Sometimes a Big Bang Release is Necessary (and how we got faster because of it)

Kenneth Chan
Axial Engineering
Published in
2 min readAug 15, 2017

Axial is an online marketplace that connects private companies to capital. Our goal, like many startup teams, is to rapidly evolve our features to provide more value. But rapid development does not come easy. Our code-base has been through years of iterations with a few incomplete attempts at rewrites. We’ve introduced framework on top of framework, yet leaving legacy code behind. Business rules have been littered in several pockets of code. At times, our best solution was to bandage certain areas creating more convoluted code.

Going through years of designs on top of designs with the notion of cleaning up later on, we’ve accrued a substantial amount of technical debt. Our code complexities and dependencies have caused a severe slowness in our development efforts. Enhancements to a feature would take weeks instead of days.

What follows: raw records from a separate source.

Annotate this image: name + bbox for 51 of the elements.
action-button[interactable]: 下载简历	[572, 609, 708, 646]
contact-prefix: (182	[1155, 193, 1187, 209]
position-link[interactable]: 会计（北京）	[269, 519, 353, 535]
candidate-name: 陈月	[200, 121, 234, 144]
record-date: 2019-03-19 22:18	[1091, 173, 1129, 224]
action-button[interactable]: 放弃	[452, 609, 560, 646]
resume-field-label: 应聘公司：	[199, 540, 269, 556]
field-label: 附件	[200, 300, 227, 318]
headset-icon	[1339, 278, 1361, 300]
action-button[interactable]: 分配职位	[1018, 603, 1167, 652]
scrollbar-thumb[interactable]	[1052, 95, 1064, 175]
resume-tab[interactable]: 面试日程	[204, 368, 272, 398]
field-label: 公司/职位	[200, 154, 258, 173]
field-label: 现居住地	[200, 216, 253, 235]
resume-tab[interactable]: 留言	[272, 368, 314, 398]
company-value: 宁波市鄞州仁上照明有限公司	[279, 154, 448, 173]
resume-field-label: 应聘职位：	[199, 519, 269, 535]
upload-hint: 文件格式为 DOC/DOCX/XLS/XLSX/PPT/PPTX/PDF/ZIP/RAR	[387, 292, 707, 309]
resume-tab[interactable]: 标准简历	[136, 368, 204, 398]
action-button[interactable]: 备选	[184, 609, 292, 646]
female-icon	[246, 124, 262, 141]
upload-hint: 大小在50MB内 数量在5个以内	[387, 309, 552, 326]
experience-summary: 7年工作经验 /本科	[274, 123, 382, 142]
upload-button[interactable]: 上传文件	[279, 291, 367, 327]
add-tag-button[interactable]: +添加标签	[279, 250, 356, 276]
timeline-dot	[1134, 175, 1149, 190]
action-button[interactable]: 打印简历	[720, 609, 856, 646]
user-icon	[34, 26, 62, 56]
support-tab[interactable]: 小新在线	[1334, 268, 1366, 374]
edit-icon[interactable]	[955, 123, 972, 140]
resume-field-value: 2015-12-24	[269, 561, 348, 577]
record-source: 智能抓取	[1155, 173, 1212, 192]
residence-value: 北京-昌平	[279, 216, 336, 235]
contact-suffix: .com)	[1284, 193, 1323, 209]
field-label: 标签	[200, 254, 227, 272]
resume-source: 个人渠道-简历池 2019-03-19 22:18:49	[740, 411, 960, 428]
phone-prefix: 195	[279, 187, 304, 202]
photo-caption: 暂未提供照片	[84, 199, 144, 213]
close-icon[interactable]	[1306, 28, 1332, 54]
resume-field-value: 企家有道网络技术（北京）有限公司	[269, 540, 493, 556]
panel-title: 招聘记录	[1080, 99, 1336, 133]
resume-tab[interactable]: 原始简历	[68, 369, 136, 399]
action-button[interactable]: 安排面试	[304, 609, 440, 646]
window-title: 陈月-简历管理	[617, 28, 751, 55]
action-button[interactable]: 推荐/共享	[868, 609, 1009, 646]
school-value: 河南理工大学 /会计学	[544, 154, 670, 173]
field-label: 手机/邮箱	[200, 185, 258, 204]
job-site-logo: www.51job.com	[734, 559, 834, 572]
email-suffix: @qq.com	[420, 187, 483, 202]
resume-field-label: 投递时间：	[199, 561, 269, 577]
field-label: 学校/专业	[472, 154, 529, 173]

Decision for a big bang release
Our business drove changes to underlying rules of how we connected the two sides of our market. The modifications were drastic enough to warrant a large-scale data migration. As for modifying the code, it would have been difficult to ship pieces to production without breaking other pieces due to dependencies. Careful transitions would have been brittle and would have taken too long to plan and execute. So we decided on a clean solution. We’ve rebuilt parts of the application (related to the business changes) from scratch, and redesigned the data schema (serving the new business needs). All this, while laying out a new foundation for quicker feature updates and quicker building of new features. This was our big bang release.

Planning, management and testing
The release, through months in the making, presented a huge risk on application integrity. From day one of this project, we placed a major effort on project planning and management. Our teams were kept informed of the project status and unforeseen issues. Integration and testing happened often and early on. Devops were heavily involved in resolving infrastructure issues that developers were facing. We also had set up a recovery plan for this release, which we made use of (it took us two attempts releasing to production).

The new road ahead
A lot of coordination was done to make this release successful. It mostly went according to plan, and was quite smooth uncorrelated to the magnitude of this release. Although we expected bugs being reported, the total amount was much less than expected. High priority bugs were fixed and patched the same day as they were found. We are now shipping multiple times per week on feature updates. Although we still have a sizable tech debt, we are armed with a new foundation to efficiently tackle those challenges. The big bang release was a huge decision, and we are now seeing the benefits in rapid development.